Less than a month after 9/11, American military forces invaded Afghanistan, beginning a war that would become the longest in U.S. history. Troops later invaded Iraq, and the two countries quickly became the frontlines of America’s Global War on Terror.
Though troops still deploy to Iraq, the war there ended in 2011. Operations ended in Afghanistan on Aug. 31 after weeks of a chaotic evacuation effort at the airport in Kabul.
“I'm glad that it's over. Now it's ours to remember those that gave that sacrifice. We're not naive enough to believe it's going to be the last time. We just need to be ready, and the generations that come after us have got to be ready,” Lewis said.
Taking the opportunity to discuss 9/11 on the anniversary of the attacks is one way to do that. Those who died on 9/11 were “just the tip of the iceberg” of life lost, he said.
Retired Col. Roy Wallace, who still works at Army G-1 as the assistant deputy chief of staff, said he understood the gravity of 9/11 when he realized that these wars were “a different kind of war.”
“The enemy that we've been fighting for the last 20 years disappears in a puff of smoke. It's an ideal. It's not a country,” he said.
Retired Col. Gerry Kitzhaber, who works now as with the assistant secretary of the Army for manpower and reserve affairs, said it wasn’t until he’d evacuated the building on 9/11 that he had some idea about what had happened. Standing in a center courtyard at the Pentagon, he noticed some Air Force personnel gathered around something on the ground — a piece of airplane about the size of a turkey platter, he said.
Once outside the Pentagon, Kitzhaber spoke to a delivery man who had seen the plane fly into the building.
“The next thing he said kind of took us by surprise. He said he could see the people in the windows of the airplane, as it came in. We just didn't know how to process that,” he said.
‘Freedom isn’t free’
While sharing his story, Lewis became emotional when he spoke of remembering Maude, who he described as the “quintessential general” — smart, focused and caring.
Lewis should have been inside Maude’s office on 9/11 when the plane struck the Pentagon. He went to see him for a scheduled meeting at 9:15 a.m., but was told to come back. The general was busy and behind schedule, Lewis was told by Deborah Ramsaur, Maude’s secretary, who also died that day.

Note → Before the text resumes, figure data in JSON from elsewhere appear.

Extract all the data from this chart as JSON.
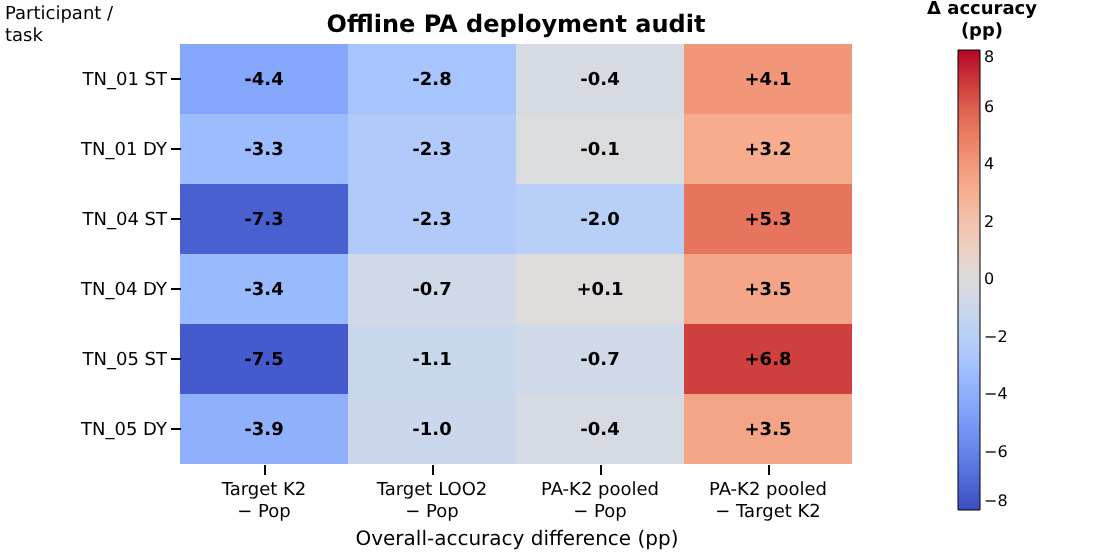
{
  "chart_data": {
    "type": "heatmap",
    "title": "Offline PA deployment audit",
    "xlabel": "Overall-accuracy difference (pp)",
    "ylabel": "Participant /\ntask",
    "clabel": "Δ accuracy\n(pp)",
    "categories": [
      "Target K2\n− Pop",
      "Target LOO2\n− Pop",
      "PA-K2 pooled\n− Pop",
      "PA-K2 pooled\n− Target K2"
    ],
    "y_categories": [
      "TN_01 ST",
      "TN_01 DY",
      "TN_04 ST",
      "TN_04 DY",
      "TN_05 ST",
      "TN_05 DY"
    ],
    "cells": [
      [
        -4.4,
        -2.8,
        -0.4,
        4.1
      ],
      [
        -3.3,
        -2.3,
        -0.1,
        3.2
      ],
      [
        -7.3,
        -2.3,
        -2.0,
        5.3
      ],
      [
        -3.4,
        -0.7,
        0.1,
        3.5
      ],
      [
        -7.5,
        -1.1,
        -0.7,
        6.8
      ],
      [
        -3.9,
        -1.0,
        -0.4,
        3.5
      ]
    ],
    "cell_labels": [
      [
        "-4.4",
        "-2.8",
        "-0.4",
        "+4.1"
      ],
      [
        "-3.3",
        "-2.3",
        "-0.1",
        "+3.2"
      ],
      [
        "-7.3",
        "-2.3",
        "-2.0",
        "+5.3"
      ],
      [
        "-3.4",
        "-0.7",
        "+0.1",
        "+3.5"
      ],
      [
        "-7.5",
        "-1.1",
        "-0.7",
        "+6.8"
      ],
      [
        "-3.9",
        "-1.0",
        "-0.4",
        "+3.5"
      ]
    ],
    "clim": [
      -8,
      8
    ],
    "cticks": [
      -8,
      -6,
      -4,
      -2,
      0,
      2,
      4,
      6,
      8
    ]
  }
}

Wallace, who had also been in Maude’s office that morning, said he continues to share his story about the experience on 9/11 so that people remember “freedom isn’t free.” Two years ago, he spoke to seniors at the U.S. Military Academy at West Point, N.Y., where the only future officers who were alive on 9/11 were still in diapers.
“If you aren't a student of history, there's a wise man who said, ‘you're doomed to repeat it,’” he said of his message to cadets and other groups to which he speaks. “I think the real message is the resilience that came out of it, and not the actual [acts of terrorism].”

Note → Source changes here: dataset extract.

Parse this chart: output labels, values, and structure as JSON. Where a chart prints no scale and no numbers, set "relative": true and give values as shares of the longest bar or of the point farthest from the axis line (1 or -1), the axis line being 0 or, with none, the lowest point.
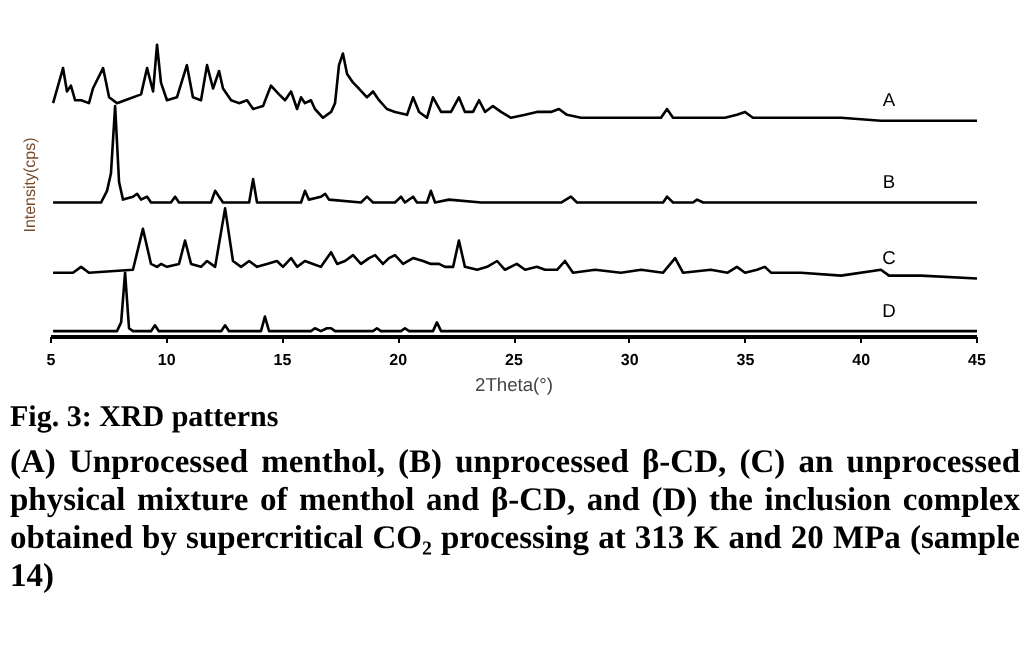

The four retired officers said they all eventually went back to the Pentagon to work. Wills recalled the smell of fumes, burning bodies and electrical wires that lingered long after the attacks.
“I'd walk down the hallways, and I would think that I saw a ghost because I knew I saw Marian. I knew I saw Gen. Maude. I knew I saw these people,” she said. “It was difficult, when I would go sit in the new general's office, and they had opened up a flight path to fly back over the Pentagon again. As I'm sitting in a meeting, I'm watching these planes go by.”
Her new boss understood, she said. And with time and work, Wills said her fear lessened, “because I knew I had to continue to serve.”